To keep families together and culture strong, the Purple House provides permanent dialysis care to these communities as well as operating mobile dialysis units called the Purple Truck. In two decades, Central Australia has gone from the worst dialysis outcomes in the country to the best.

Art Gallery of NSW director, Michael Brand said: ‘The Art Gallery of NSW is delighted to continue its long affiliation with Western Desert Nganampa Walytja Palyantjaku Tjutaku Aboriginal Corporation, known as the Purple House. The Art Gallery was one of the first major institutions to support the enterprise through the auction of Aboriginal artworks at the Art Gallery in 2000.

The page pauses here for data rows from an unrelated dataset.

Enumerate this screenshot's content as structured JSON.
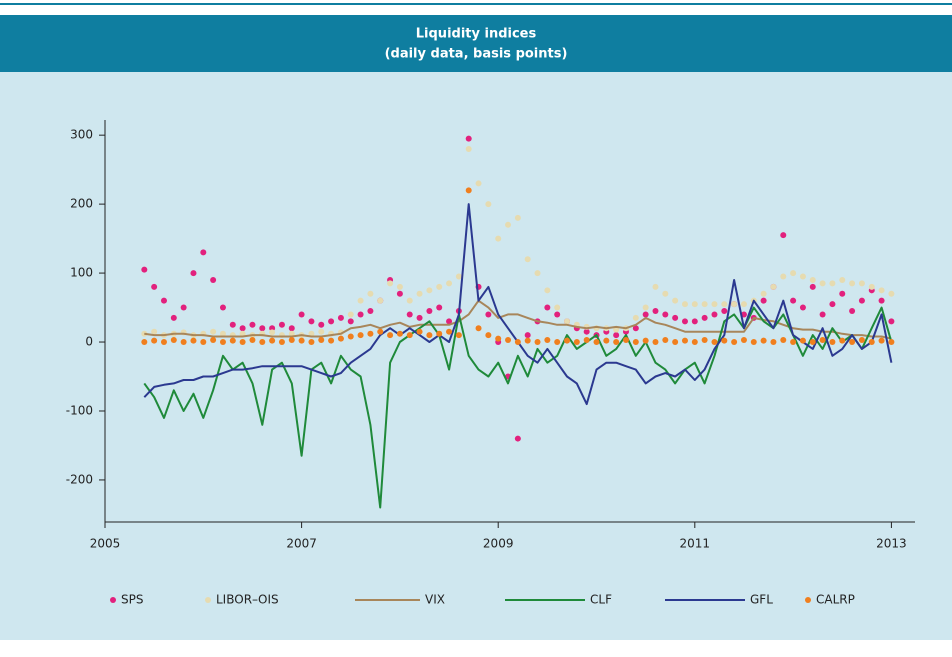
{
  "chart_data": {
    "type": "line",
    "title": "Liquidity indices",
    "subtitle": "(daily data, basis points)",
    "x": [
      2005.4,
      2005.5,
      2005.6,
      2005.7,
      2005.8,
      2005.9,
      2006.0,
      2006.1,
      2006.2,
      2006.3,
      2006.4,
      2006.5,
      2006.6,
      2006.7,
      2006.8,
      2006.9,
      2007.0,
      2007.1,
      2007.2,
      2007.3,
      2007.4,
      2007.5,
      2007.6,
      2007.7,
      2007.8,
      2007.9,
      2008.0,
      2008.1,
      2008.2,
      2008.3,
      2008.4,
      2008.5,
      2008.6,
      2008.7,
      2008.8,
      2008.9,
      2009.0,
      2009.1,
      2009.2,
      2009.3,
      2009.4,
      2009.5,
      2009.6,
      2009.7,
      2009.8,
      2009.9,
      2010.0,
      2010.1,
      2010.2,
      2010.3,
      2010.4,
      2010.5,
      2010.6,
      2010.7,
      2010.8,
      2010.9,
      2011.0,
      2011.1,
      2011.2,
      2011.3,
      2011.4,
      2011.5,
      2011.6,
      2011.7,
      2011.8,
      2011.9,
      2012.0,
      2012.1,
      2012.2,
      2012.3,
      2012.4,
      2012.5,
      2012.6,
      2012.7,
      2012.8,
      2012.9,
      2013.0
    ],
    "series": [
      {
        "name": "SPS",
        "color": "#e2217d",
        "marker": "dot",
        "values": [
          105,
          80,
          60,
          35,
          50,
          100,
          130,
          90,
          50,
          25,
          20,
          25,
          20,
          20,
          25,
          20,
          40,
          30,
          25,
          30,
          35,
          30,
          40,
          45,
          60,
          90,
          70,
          40,
          35,
          45,
          50,
          30,
          45,
          295,
          80,
          40,
          0,
          -50,
          -140,
          10,
          30,
          50,
          40,
          30,
          20,
          15,
          10,
          15,
          10,
          15,
          20,
          40,
          45,
          40,
          35,
          30,
          30,
          35,
          40,
          45,
          55,
          40,
          35,
          60,
          80,
          155,
          60,
          50,
          80,
          40,
          55,
          70,
          45,
          60,
          75,
          60,
          30
        ]
      },
      {
        "name": "LIBOR–OIS",
        "color": "#e6dbb0",
        "marker": "dot",
        "values": [
          12,
          15,
          10,
          12,
          14,
          10,
          12,
          15,
          12,
          10,
          12,
          10,
          12,
          14,
          10,
          12,
          10,
          12,
          15,
          12,
          14,
          40,
          60,
          70,
          60,
          85,
          80,
          60,
          70,
          75,
          80,
          85,
          95,
          280,
          230,
          200,
          150,
          170,
          180,
          120,
          100,
          75,
          50,
          30,
          25,
          22,
          20,
          20,
          18,
          20,
          35,
          50,
          80,
          70,
          60,
          55,
          55,
          55,
          55,
          55,
          55,
          55,
          60,
          70,
          80,
          95,
          100,
          95,
          90,
          85,
          85,
          90,
          85,
          85,
          80,
          75,
          70
        ]
      },
      {
        "name": "VIX",
        "color": "#a8865a",
        "marker": "line",
        "values": [
          12,
          10,
          10,
          12,
          12,
          10,
          10,
          8,
          8,
          8,
          8,
          10,
          10,
          8,
          8,
          8,
          10,
          8,
          8,
          10,
          12,
          20,
          22,
          25,
          20,
          25,
          28,
          22,
          25,
          25,
          25,
          25,
          30,
          40,
          60,
          50,
          35,
          40,
          40,
          35,
          30,
          28,
          25,
          25,
          22,
          20,
          22,
          20,
          22,
          20,
          25,
          35,
          28,
          25,
          20,
          15,
          15,
          15,
          15,
          15,
          15,
          15,
          35,
          32,
          30,
          25,
          20,
          18,
          18,
          15,
          15,
          12,
          10,
          10,
          8,
          8,
          5
        ]
      },
      {
        "name": "CLF",
        "color": "#1f8a3a",
        "marker": "line",
        "values": [
          -60,
          -80,
          -110,
          -70,
          -100,
          -75,
          -110,
          -70,
          -20,
          -40,
          -30,
          -60,
          -120,
          -40,
          -30,
          -60,
          -165,
          -40,
          -30,
          -60,
          -20,
          -40,
          -50,
          -120,
          -240,
          -30,
          0,
          10,
          20,
          30,
          10,
          -40,
          40,
          -20,
          -40,
          -50,
          -30,
          -60,
          -20,
          -50,
          -10,
          -30,
          -20,
          10,
          -10,
          0,
          10,
          -20,
          -10,
          10,
          -20,
          0,
          -30,
          -40,
          -60,
          -40,
          -30,
          -60,
          -20,
          30,
          40,
          20,
          50,
          30,
          20,
          40,
          10,
          -20,
          10,
          -10,
          20,
          0,
          10,
          -10,
          20,
          50,
          0
        ]
      },
      {
        "name": "GFL",
        "color": "#2b3990",
        "marker": "line",
        "values": [
          -80,
          -65,
          -62,
          -60,
          -55,
          -55,
          -50,
          -50,
          -45,
          -40,
          -40,
          -38,
          -35,
          -35,
          -35,
          -35,
          -35,
          -40,
          -45,
          -50,
          -45,
          -30,
          -20,
          -10,
          10,
          20,
          10,
          20,
          10,
          0,
          10,
          0,
          40,
          200,
          60,
          80,
          40,
          20,
          0,
          -20,
          -30,
          -10,
          -30,
          -50,
          -60,
          -90,
          -40,
          -30,
          -30,
          -35,
          -40,
          -60,
          -50,
          -45,
          -50,
          -40,
          -55,
          -40,
          -10,
          10,
          90,
          20,
          60,
          40,
          20,
          60,
          10,
          0,
          -10,
          20,
          -20,
          -10,
          10,
          -10,
          0,
          40,
          -30
        ]
      },
      {
        "name": "CALRP",
        "color": "#f07f1e",
        "marker": "dot",
        "values": [
          0,
          2,
          0,
          3,
          0,
          2,
          0,
          3,
          0,
          2,
          0,
          3,
          0,
          2,
          0,
          3,
          2,
          0,
          3,
          2,
          5,
          8,
          10,
          12,
          15,
          10,
          12,
          10,
          15,
          10,
          12,
          15,
          10,
          220,
          20,
          10,
          5,
          3,
          0,
          2,
          0,
          3,
          0,
          2,
          0,
          3,
          0,
          2,
          0,
          3,
          0,
          2,
          0,
          3,
          0,
          2,
          0,
          3,
          0,
          2,
          0,
          3,
          0,
          2,
          0,
          3,
          0,
          2,
          0,
          3,
          0,
          2,
          0,
          3,
          0,
          2,
          0
        ]
      }
    ],
    "xlim": [
      2005,
      2013.24
    ],
    "xticks": [
      2005,
      2007,
      2009,
      2011,
      2013
    ],
    "ylim": [
      -261,
      322
    ],
    "yticks": [
      -200,
      -100,
      0,
      100,
      200,
      300
    ],
    "grid": false,
    "legend": "bottom"
  }
}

‘This exhibition marks the first time in over two decades that three of the four large collaborative works, centrepieces of the Western Desert Dialysis Appeal, have been placed on public display reminding us of this important moment in our history. I hope this exhibition brings greater awareness to the Purple House community and Aboriginal and Torres Strait Islander artists across the country whose work will be front and centre of our expanded campus, due for completion at the end of 2022.’

Purple House director, Irene Nangala said: ‘I was in Sydney for that auction 21 years ago. We were dreaming for one dialysis machine in Kintore so that our families could come home. It was a great night. We were all so proud and happy. People were very kind. The money raised that night helped us get our family home to Kintore and then we kept going and going.

'We are still working hard to help get more people home and keep their spirits strong. We are helping people all over the Australia to get home to their Ngurra,’ added Nangala.

Curated by Coby Edgar, Art Gallery of NSW Aboriginal and Torres Strait Islander Art curator, The Purple House features eight paintings created by several Pintupi artists between 1999 and 2015. The exhibition includes three works from the Art Gallery’s collection of Aboriginal and Torres Strait Islander art, as well as significant loans from private collections.

Edgar said: ‘The Purple House is an example of how Aboriginal and Torres Strait Islander people can be successful in developing business models that work for their communities. The Purple House helps people living in remote communities – including some of Australia’s most senior artists – to lead happier and healthier lives, allowing them to record and share their stories for future generations.’

Exhibition highlights include collaborative works made in the late 1990s by artists of Papunya Tula working in the communities of Kintore and Kiwirrkura. The Kiwirrkura men’s painting was painted by nine artists in 1999, the work depicts a water site of Tjangimanta north-east of Kiwirrkura. The work tells the story of a large group of Tingari men passing through the site during their travels to the rock hole and water site of Pinari, north-east of Kintore.

The Kintore women’s painting was painted by a group of 10 artists in 1999 and illustrates the rock hole and water site of Marrapinta, Yumari and Tjintjintjin. The work reveals a large group of women camped at Marrapinta, west of Kiwirrkura. While at the site the women made nose bones, also known as Marrapinti, which are worn for ceremonial occasions.

The three works drawn from the Art Gallery’s collection include: Patrick Olodoodi Tjungurrayi’s Untitled (Two Goanna Ancestors) 1999, which portrays the travels of two Goanna ancestors of the Tjapaltjarri and Tjampitjinpa kinship subsections; Helicopter Tjungurrayi's Wangkartu 2001, representing the tali, or sand dunes, which dominate the landscape of the south-west of Wirrimanu (Balgo) in the Great Sandy Desert; and Bobby West Tjupurrula’s Tingari sites around Kiwirrkura 2015, which depicts a series of important ceremonial sites in the area around Kiwirrkura and along the southern side of Wilkinkarra (Lake Mackay).